Do you have any suggestions about how we could have a reliable process for doing a container UID remap where lxd could be killed at any point in the process?
I am currently seeing that if lxd is stopped during the uid remap process which happens during StartContainer, then when the container is subsequently started again, the uids/gids can become corrupted.
My current thoughts are to have a process such as:
1/ look for ‘temp’ copy and delete it
2/ copy ‘container’ to ‘temp’
3/ uid remap ‘temp’ (call StartContainer)
4/ delete ‘container’
5/ rename ‘temp’ to ‘container’
If lxd is stopped at any point in steps 1, 2, or 3, then the process will safely recover the next time it starts.

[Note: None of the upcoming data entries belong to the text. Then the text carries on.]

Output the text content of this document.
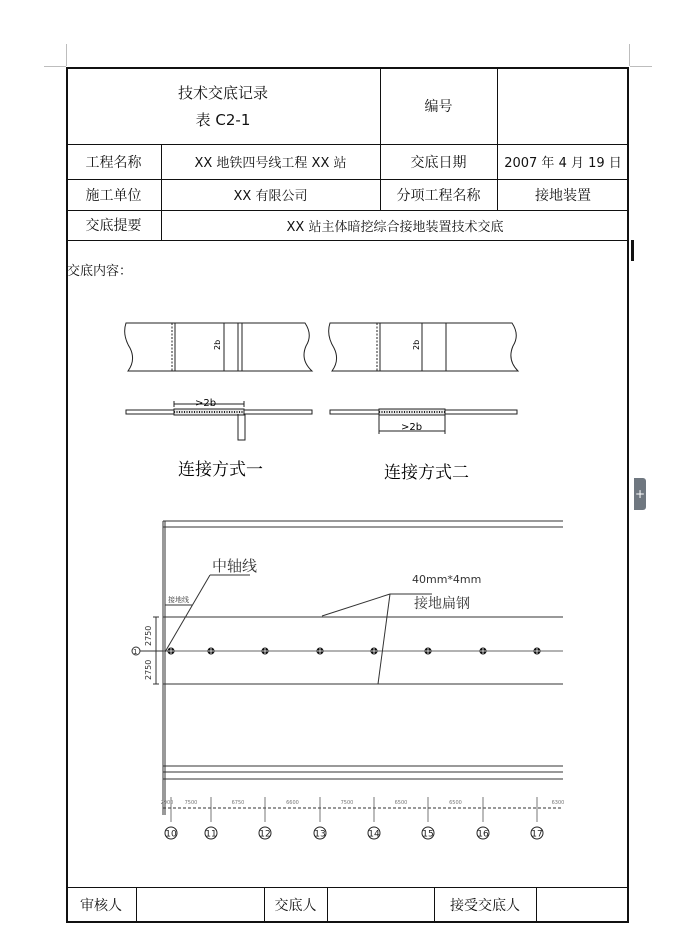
技术交底记录
表 C2-1
编号
工程名称	XX 地铁四号线工程 XX 站	交底日期	2007 年 4 月 19 日
施工单位	XX 有限公司	分项工程名称	接地装置
交底提要	XX 站主体暗挖综合接地装置技术交底
交底内容：
2b	2b
>2b
>2b
连接方式一	连接方式二
中轴线
接地线
40mm*4mm
接地扁钢
2750
2750
1
10	11	12	13	14	15	16	17
2900 7500	6750	6600	7500	6500	6500	6300
审核人	交底人	接受交底人
+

I think this approach would still fail if lxd is stopped during step 3 or 4, however these should be very fast steps.
I have tried the approach:
1/ look for ‘temp’ snapshot and restore ‘container’ from it if it exists
2/ create ‘temp’ snapshot
3/ uid remap ‘container’ (call StartContainer)
4/ delete ‘temp’ snapshot
I found that if it was stopped during step 1, it would not recover.
Maybe I could extend the first suggested process to be:
1/ if ‘container’ does not exist, but ‘container.to.be.deleted’ does, then rename ‘container.to.be.deleted’ to ‘container’
2/ look for ‘temp’ copy and delete it
3/ copy ‘container’ to ‘temp’
4/ uid remap ‘temp’ (call StartContainer)
5/ rename ‘container’ to ‘container.to.be.deleted’
6/ rename ‘temp’ to ‘container’
7/ delete ‘container.to.be.deleted’
That feels a bit convoluted.